Lot, który – jak zakładano – mógł trwać ponad półtorej godziny, zakończył się po 3 min i 59 sekundach. Najpierw jednak ujrzeliśmy fascynujące widowisko. Rakieta, tracąc ciąg, zaczęła wykonywać agonalne piruety. Wyglądało to tak, jakby próbowała powrócić do pionu i wejść na ustalony kurs, wciąż ze wszystkich sił walcząc o życie. Ten danse macabre mógłby prawdopodobnie trwać dłużej, gdyby nie akt miłosierdzia ze strony centrum kontroli lotu. Polecenie detonacji zniszczyło jednocześnie oba stopnie rakiety, zmieniając je w kule ognia.

Cele zostają osiągnięte

A mimo to SpaceX świętował. I miał ku temu powody. Głównym celem misji było bowiem sprawdzenie, czy przygotowane stanowisko startowe jest w stanie przetrwać jednoczesną pracą tylu potężnych silników odrzutowych naraz. I okazało się, że stanowisko startowe nie zostało uszkodzone. Złośliwi mogliby tu co prawda dodać, że nie wiadomo, czym by się to wszystko skończyło, gdyby swoje dołożyły także te trzy Raptory, które nie odpaliły, ale nie psujmy nastroju.

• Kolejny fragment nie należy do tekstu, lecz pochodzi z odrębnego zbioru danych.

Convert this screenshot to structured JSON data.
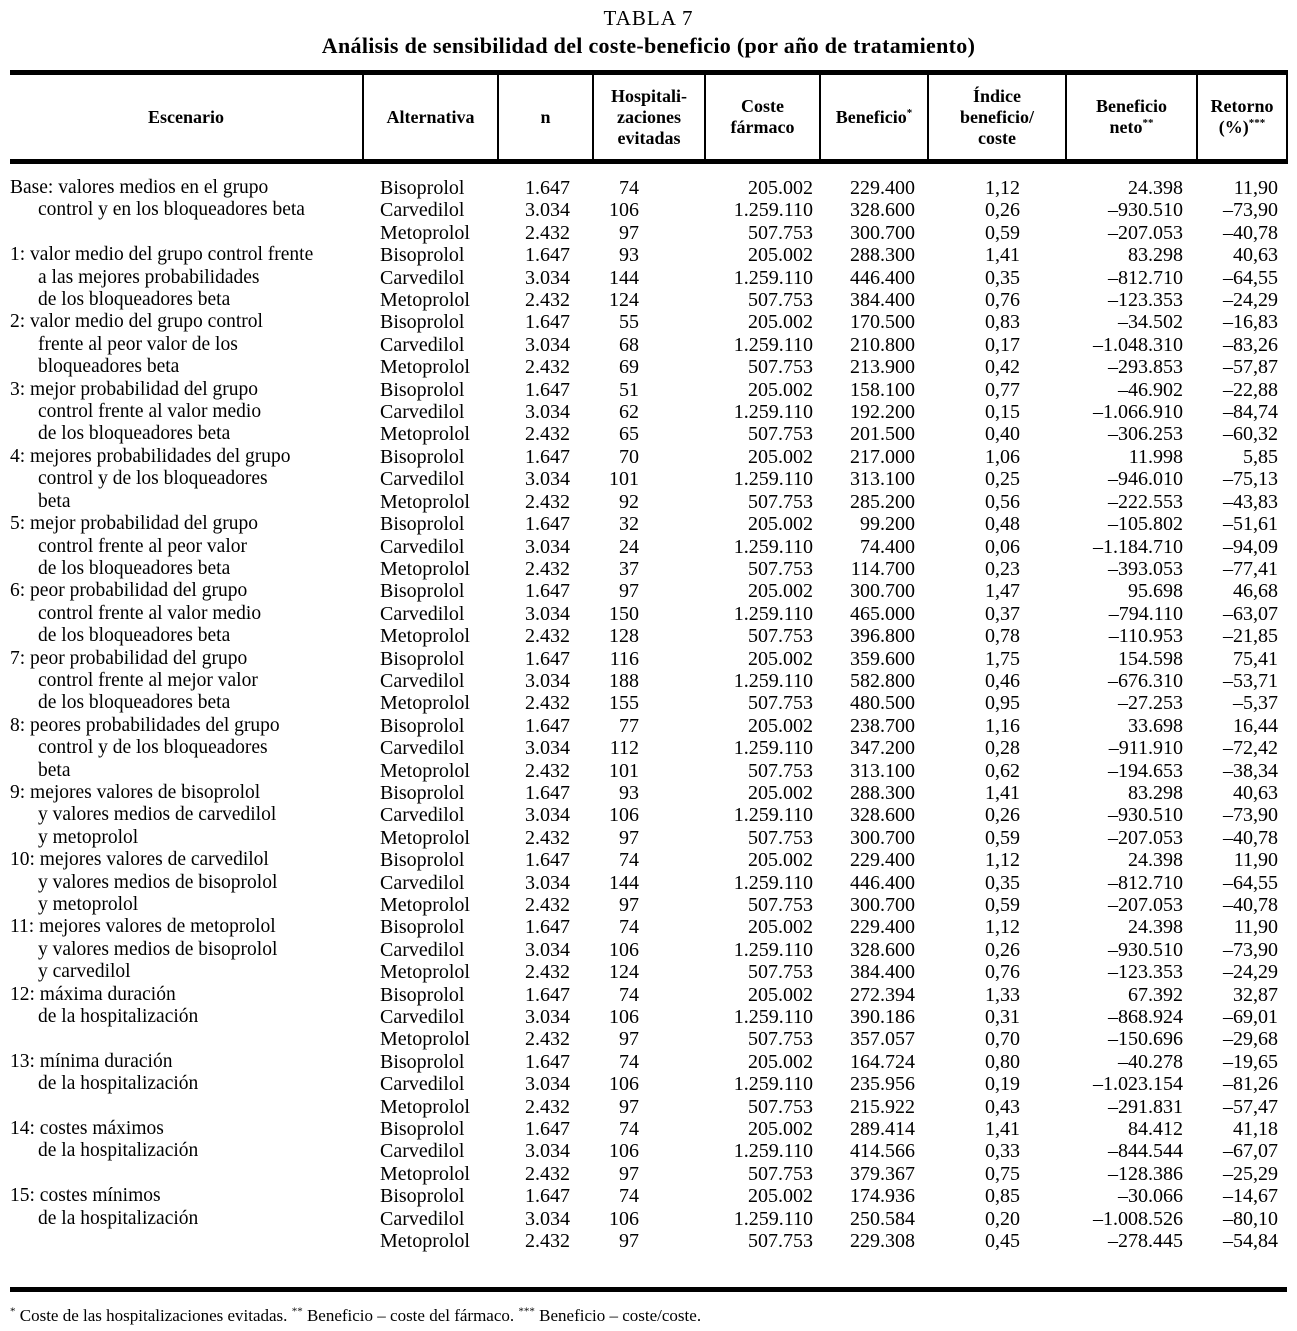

Drugą przyczyną radości jest bezpieczne pokonanie punktu Max-Q, kiedy to naprężenia spowodowane czynnikami aerodynamicznymi są największe w całej fazie lotu rakiety. Przyjmuje się zatem rozsądnie, że jeśli rakieta przebrnie przez te tortury bez problemów, to oznacza, że jest wystarczająco wytrzymała, by z niej bezpiecznie korzystać.

Utrata obu członów rakiety nie jest dramatem, bo oba były skazane na straty. Docelowo i Super Heavy, i sam Starship mają być rakietami wielokrotnego użytku, ale czwartkowy test miał się dla nich, tak czy owak, zakończyć w wodach Zatoki Meksykańskiej. To, że rakieta nie osiągnęła celów pobocznych, docierając na orbitę, ma znaczenie drugorzędne. Pamiętając, ile porażek zaliczyła firma SpaceX przy testach rakiety Falcon 9, z Super Heavy i Starshipem idzie jej całkiem nieźle.

Niektórzy mają obawy

Są więc powody do niepokoju? Owszem. Wciąż nie ma komunikatu o przyczynach awarii i jest pewne, że rozwiązanie problemu zajmie trochę czasu. A NASA chce skorzystać z usług SpaceX w realizacji misji Artemis III, zaplanowanej na 2025 rok. To właśnie Starship ma być tym statkiem, którym dwóch astronautów przeniesie się z orbity Księżyca na jego powierzchnię. Bill Nelson z NASA oficjalnie złożył SpaceX gorące gratulacje z okazji – mimo katastrofy – zakończonego sukcesem testu, ale prawdopodobnie zastanawia się teraz nad tym samym, co wszyscy, którzy śledzą to przedsięwzięcie: czy firma zdąży przygotować rakietę na czas?

Elon Musk, gratulując na Twitterze swoim ludziom, napisał zdawkowo, że następny start nastąpi za kilka miesięcy.